Toutefois, il y a lieu de reconnaître aussi que la plupart des hommes et des femmes de notre temps continuent de vivre dans une précarité quotidienne aux conséquences funestes. Certaines pathologies augmentent, avec leurs conséquences psychiques ; la peur et la désespérance saisissent les cœurs de nombreuses personnes même dans les pays dits riches ; la joie de vivre s’amenuise ; l’indécence et la violence prennent de l’ampleur ; et la pauvreté devient plus criante. Il faut lutter pour vivre, et pour vivre souvent indignement. L’une des causes de cette situation, à mon avis, se trouve dans le rapport que nous entretenons avec l’argent, et dans notre acceptation de son empire sur nos êtres et nos sociétés.

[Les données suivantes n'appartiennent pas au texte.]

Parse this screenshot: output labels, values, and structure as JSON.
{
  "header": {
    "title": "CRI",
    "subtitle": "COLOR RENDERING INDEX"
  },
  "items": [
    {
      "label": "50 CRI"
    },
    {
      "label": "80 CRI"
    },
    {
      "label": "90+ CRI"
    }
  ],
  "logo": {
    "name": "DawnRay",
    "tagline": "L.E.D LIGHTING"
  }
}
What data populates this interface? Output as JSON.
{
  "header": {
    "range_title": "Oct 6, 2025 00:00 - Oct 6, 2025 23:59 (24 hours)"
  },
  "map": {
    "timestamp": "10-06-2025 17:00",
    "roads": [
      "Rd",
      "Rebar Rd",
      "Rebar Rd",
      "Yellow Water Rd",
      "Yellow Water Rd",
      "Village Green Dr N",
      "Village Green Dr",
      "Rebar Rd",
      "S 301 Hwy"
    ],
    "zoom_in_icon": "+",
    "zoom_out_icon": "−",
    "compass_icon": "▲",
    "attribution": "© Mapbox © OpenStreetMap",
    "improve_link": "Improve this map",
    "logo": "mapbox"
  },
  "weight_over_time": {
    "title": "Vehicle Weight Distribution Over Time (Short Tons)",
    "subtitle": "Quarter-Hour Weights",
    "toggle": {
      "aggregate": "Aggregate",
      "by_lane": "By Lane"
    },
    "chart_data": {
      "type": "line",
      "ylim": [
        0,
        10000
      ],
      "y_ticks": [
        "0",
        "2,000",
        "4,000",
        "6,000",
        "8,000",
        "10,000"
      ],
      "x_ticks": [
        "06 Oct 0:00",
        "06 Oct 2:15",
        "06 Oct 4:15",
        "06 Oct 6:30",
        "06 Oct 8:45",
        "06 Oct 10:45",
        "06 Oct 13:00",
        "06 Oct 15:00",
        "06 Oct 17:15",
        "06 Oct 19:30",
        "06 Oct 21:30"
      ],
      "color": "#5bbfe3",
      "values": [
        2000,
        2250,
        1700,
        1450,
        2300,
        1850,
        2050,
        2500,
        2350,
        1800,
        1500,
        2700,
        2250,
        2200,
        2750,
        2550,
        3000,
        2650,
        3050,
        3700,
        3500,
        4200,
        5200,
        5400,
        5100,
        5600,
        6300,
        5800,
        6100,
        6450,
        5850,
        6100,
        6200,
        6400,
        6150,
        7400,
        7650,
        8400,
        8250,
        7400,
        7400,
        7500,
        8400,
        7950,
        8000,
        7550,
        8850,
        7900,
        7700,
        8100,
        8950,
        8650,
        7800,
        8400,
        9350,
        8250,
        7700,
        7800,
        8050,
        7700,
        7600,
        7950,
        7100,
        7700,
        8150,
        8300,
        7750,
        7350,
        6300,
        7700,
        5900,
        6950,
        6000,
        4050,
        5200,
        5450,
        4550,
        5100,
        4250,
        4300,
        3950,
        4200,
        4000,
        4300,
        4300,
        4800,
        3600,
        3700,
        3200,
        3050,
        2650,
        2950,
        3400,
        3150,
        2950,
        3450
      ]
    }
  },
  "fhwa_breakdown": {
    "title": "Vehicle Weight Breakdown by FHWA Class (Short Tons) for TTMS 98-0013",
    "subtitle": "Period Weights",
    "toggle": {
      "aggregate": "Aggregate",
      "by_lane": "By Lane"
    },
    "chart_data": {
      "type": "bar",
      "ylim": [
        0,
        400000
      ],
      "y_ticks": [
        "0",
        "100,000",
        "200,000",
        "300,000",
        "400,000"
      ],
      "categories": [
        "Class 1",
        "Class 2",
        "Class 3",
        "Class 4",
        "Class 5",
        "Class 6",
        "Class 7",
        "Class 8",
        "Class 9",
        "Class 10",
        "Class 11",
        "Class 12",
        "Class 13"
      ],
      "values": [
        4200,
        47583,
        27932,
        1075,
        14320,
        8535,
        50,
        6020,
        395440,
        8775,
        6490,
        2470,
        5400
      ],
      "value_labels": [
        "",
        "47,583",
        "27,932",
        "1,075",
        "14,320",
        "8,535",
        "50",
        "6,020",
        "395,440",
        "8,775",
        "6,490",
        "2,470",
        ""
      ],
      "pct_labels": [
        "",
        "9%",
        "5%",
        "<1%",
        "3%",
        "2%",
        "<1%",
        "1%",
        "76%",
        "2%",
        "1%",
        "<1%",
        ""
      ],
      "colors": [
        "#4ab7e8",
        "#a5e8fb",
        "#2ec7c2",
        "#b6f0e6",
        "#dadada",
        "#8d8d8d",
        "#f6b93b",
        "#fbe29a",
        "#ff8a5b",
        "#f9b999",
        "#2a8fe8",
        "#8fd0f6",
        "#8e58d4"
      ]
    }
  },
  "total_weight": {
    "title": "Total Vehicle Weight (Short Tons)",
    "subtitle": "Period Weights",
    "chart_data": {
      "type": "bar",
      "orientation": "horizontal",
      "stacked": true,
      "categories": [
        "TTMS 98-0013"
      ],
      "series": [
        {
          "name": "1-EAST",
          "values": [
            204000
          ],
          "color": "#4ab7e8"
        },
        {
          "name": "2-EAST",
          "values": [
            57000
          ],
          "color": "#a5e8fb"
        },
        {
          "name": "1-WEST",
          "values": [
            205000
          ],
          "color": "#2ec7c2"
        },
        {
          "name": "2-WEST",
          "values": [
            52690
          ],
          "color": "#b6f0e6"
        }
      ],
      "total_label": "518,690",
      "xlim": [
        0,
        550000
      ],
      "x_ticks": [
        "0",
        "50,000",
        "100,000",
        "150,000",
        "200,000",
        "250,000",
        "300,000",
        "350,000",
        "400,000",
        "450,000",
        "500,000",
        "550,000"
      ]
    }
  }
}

Ainsi la crise financière que nous traversons, nous fait oublier son origine première située dans une profonde crise anthropologique. Dans la négation du primat de l’homme ! On s’est créé des idoles nouvelles. L’adoration de l’antique veau d’or (cf. Ex 32, 15-34) a trouvé un visage nouveau et impitoyable dans le fétichisme de l’argent, et dans la dictature de l’économie sans visage, ni but vraiment humain.

La crise mondiale qui touche les finances et l’économie semble mettre en lumière leurs
difformités, et surtout la grave déficience de leur orientation anthropologique qui réduit l’homme à une seule de ses nécessités : la consommation. Et pire encore, l’être humain est considéré aujourd’hui comme étant lui-même un bien de consommation qu’on peut utiliser, puis jeter.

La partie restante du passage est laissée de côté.